The Corner


Let’s Not Make the Corey Stewart Mistake Again

Virginia Republican senatorial candidate Corey Stewart speaks to voters at a campaign event in Annandale, Va., October 30, 2018. (Jonathan Ernst/Reuters)

Virginia’s Senate election did not take long to resolve. Incumbent Democrat Tim Kaine was declared the winner over Corey Stewart immediately after 7 p.m. Eastern.

As three Virginia Republicans hold their breath about the outcomes of the House elections — incumbents Barbara Comstock and Dave Brat, and challenger Denver Riggleman — some will wonder if the party partially set its fate in the June 12 primary. If Nick Freitas or even E. W. Jackson had won the GOP nomination for Senate, maybe the Virginia Democratic party would have at least had to expend some resources protecting Kaine.

Turnout in northern Virginia is huge, which is generally good news for Democrats. As of 4 p.m., Alexandria was almost at 58 percent, Arlington County was at 50 percent and with absentees and stragglers could hit 70 percent; Falls Church was at 68 percent, and Fairfax was at about 53 percent.

(Some Virginia Republicans told me that Stewart ended up being less of a drag than expected. The Senate race became an afterthought, and Stewart’s controversial remarks never quite dominated the discussion the way some in the party feared.)

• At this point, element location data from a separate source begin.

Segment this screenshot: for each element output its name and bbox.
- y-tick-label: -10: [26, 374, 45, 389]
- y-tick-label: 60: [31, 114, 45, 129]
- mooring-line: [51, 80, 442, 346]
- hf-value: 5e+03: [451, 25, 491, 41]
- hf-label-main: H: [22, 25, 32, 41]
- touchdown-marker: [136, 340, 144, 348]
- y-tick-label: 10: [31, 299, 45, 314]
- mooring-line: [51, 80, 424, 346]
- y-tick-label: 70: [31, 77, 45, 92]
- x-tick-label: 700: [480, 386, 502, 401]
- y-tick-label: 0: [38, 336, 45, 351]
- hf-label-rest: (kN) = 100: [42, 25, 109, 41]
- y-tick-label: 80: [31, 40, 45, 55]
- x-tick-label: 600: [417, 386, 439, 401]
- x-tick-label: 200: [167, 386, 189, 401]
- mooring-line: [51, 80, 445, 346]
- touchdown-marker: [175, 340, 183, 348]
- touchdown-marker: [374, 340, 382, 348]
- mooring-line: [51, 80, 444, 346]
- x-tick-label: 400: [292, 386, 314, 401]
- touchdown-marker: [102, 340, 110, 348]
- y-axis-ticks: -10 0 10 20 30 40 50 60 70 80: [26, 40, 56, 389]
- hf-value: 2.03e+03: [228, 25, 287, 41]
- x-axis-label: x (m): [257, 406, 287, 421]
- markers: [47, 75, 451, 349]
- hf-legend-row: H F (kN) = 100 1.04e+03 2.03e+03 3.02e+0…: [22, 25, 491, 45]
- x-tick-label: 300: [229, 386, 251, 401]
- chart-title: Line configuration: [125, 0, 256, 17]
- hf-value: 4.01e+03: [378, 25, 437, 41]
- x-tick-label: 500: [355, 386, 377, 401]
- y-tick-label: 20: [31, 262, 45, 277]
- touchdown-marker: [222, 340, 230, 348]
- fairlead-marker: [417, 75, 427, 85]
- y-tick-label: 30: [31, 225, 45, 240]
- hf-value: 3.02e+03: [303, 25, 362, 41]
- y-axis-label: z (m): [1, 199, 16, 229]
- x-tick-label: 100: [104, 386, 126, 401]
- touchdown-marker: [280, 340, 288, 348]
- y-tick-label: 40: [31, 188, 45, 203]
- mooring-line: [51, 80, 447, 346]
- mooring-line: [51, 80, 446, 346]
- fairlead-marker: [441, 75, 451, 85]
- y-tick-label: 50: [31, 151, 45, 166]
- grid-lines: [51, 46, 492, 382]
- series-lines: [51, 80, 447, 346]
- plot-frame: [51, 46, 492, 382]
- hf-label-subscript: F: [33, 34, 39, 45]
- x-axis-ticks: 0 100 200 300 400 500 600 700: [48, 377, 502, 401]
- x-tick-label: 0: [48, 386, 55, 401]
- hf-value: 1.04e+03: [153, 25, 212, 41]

President Trump’s presence in the White House is turning the state from blue to cobalt. He isn’t going to change, and he doesn’t need to win Virginia to win reelection. But Virginia Republicans do want to win the House of Delegates elections in 2019 and the state’s Senate race in 2020. The pratfall of Corey Stewart tonight should bury the idea that more “Trumpified” Virginia GOP candidates could seriously compete statewide.